Blowers among finalists for 2014 Bank of America Award for Teaching Excellence

Monday, August 18, 2014

Anita Blowers, associate professor of criminal justice and criminology, is among the five finalists for the 2014 Bank of America Award for Teaching Excellence, one of the University’s highest honors.

She and the other finalists – Jonathan Crane, associate professor communications studies; Fumie Kato, associate professor, languages and culture studies; Tracy Rock, associate professor, reading and elementary education; and Debra Smith, associate professor, Africana studies - are being featured in Inside UNC Charlotte in advance of the Bank of America  Award for Teaching Excellence ceremony scheduled for Friday, Sept. 5.

According to Blowers, “If we want our students to become productive members in an increasingly complex society, we must move away from focusing exclusively on passively transmitting information and move towards providing an environment where students are co-collaborators of their educational experience.” 

Blowers joined the Department of Criminal Justice in 1989, and she has been affiliated with the Gerontology Program and the Ph.D. in Public Policy Program.  In 2013, she led the Justice Studies Abroad Program at Kingston University in England. Blowers has taught a wide range of courses at multiple levels:  criminal justice policy, prosecution and adjudication, American criminal courts, and crime and justice in film.  Her pedagogical approach emphasizes the use of active learning strategies where students are encouraged to solve problems, answer questions, formulate questions of their own, discuss, explain, debate or brainstorm during class.

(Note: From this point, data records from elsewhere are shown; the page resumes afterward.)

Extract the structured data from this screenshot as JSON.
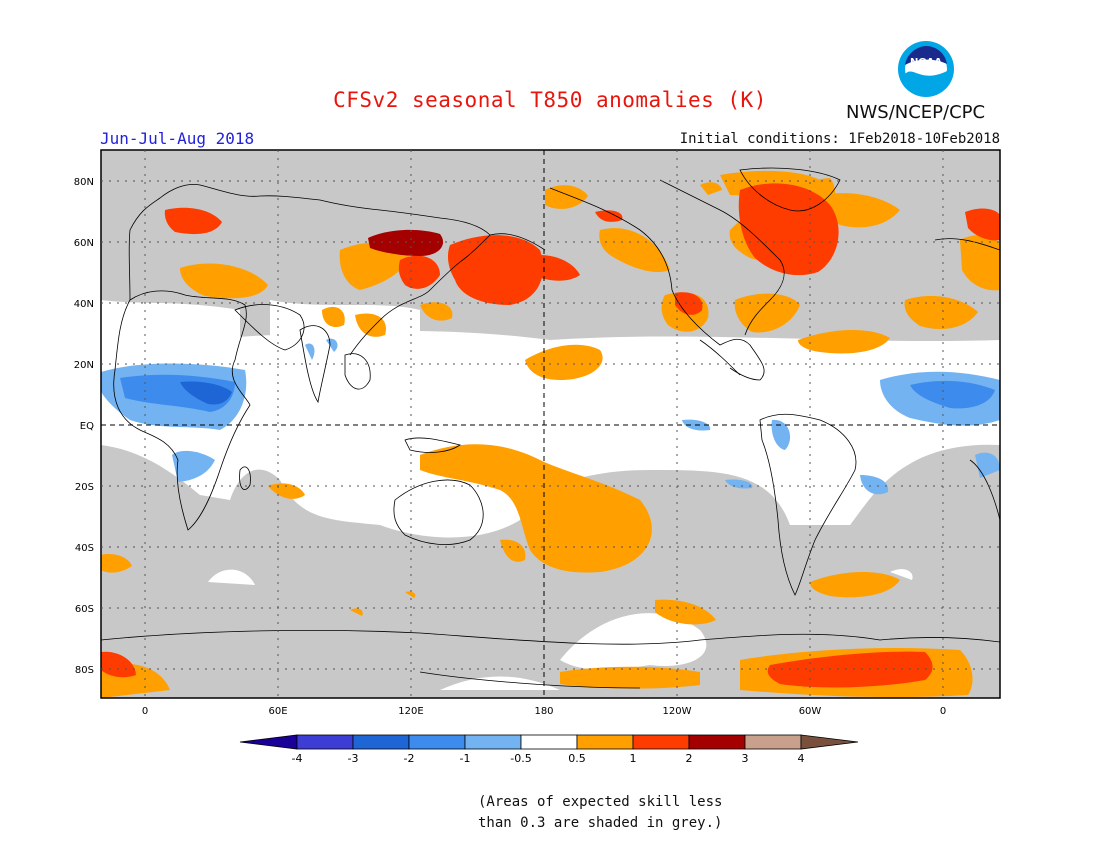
{
  "title": "CFSv2 seasonal T850 anomalies (K)",
  "season": "Jun-Jul-Aug 2018",
  "initial_conditions": "Initial conditions: 1Feb2018-10Feb2018",
  "agency": "NWS/NCEP/CPC",
  "logo_text": "NOAA",
  "lat_labels": [
    "80N",
    "60N",
    "40N",
    "20N",
    "EQ",
    "20S",
    "40S",
    "60S",
    "80S"
  ],
  "lon_labels": [
    "0",
    "60E",
    "120E",
    "180",
    "120W",
    "60W",
    "0"
  ],
  "colorbar": {
    "colors": [
      "#1a0099",
      "#3d3dd6",
      "#1e66d6",
      "#3d8ced",
      "#73b3f2",
      "#ffffff",
      "#ff9f00",
      "#ff3c00",
      "#a50000",
      "#c8a08c",
      "#78503c"
    ],
    "labels": [
      "-4",
      "-3",
      "-2",
      "-1",
      "-0.5",
      "0.5",
      "1",
      "2",
      "3",
      "4"
    ]
  },
  "skill_note": {
    "line1": "(Areas of expected skill less",
    "line2": "than 0.3 are shaded in grey.)"
  },
  "colors": {
    "grey_skill": "#c8c8c8",
    "title": "#e8150c",
    "season": "#2222dd"
  }
}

Employing cooperative learning strategies, in which students work in teams on problems and projects to foster more collaborative learning, Blowers argues that the professor coaches students in the skills they need to learn independently and from one another, creating an environment where student and professor are both stakeholders. 

This innovative approach is not lost on her students.  One senior criminal justice major wrote Blowers “assumes the identity of a ‘coach,’ always pushing and encouraging her students to produce exceptional work. Due to her unwavering devotion to her research and her students’ successes, Dr. Blowers has received my admiration, appreciation, and deepest gratitude. ”

According to colleague Vivian Lord, Blowers has a “footprint on a wide range of University initiatives that have helped to create an environment where students can achieve academic and personal success.”  She has served as the director of the Office of Student Success and Retention, as a faculty fellow in the Provost’s Office and as a McNair Program mentor.

Within the Freshman Seminar Program, Blowers helped lead the effort to expand the number and variety of freshman seminar courses; created the faculty development program for faculty teaching freshman seminar courses; assisted in the development of measures and procedures for assessment of the UNC Charlotte Learning Community programs; and developed and taught a course for freshman seminar peer mentors.

For her outstanding contributions to teaching and learning at UNC Charlotte, Blowers was awarded the R. Randy Rice Service Award in 2004 to recognize her contributions to the Learning Community Program at UNC Charlotte. In 2001, she received the UNC Charlotte Student Support Services Award.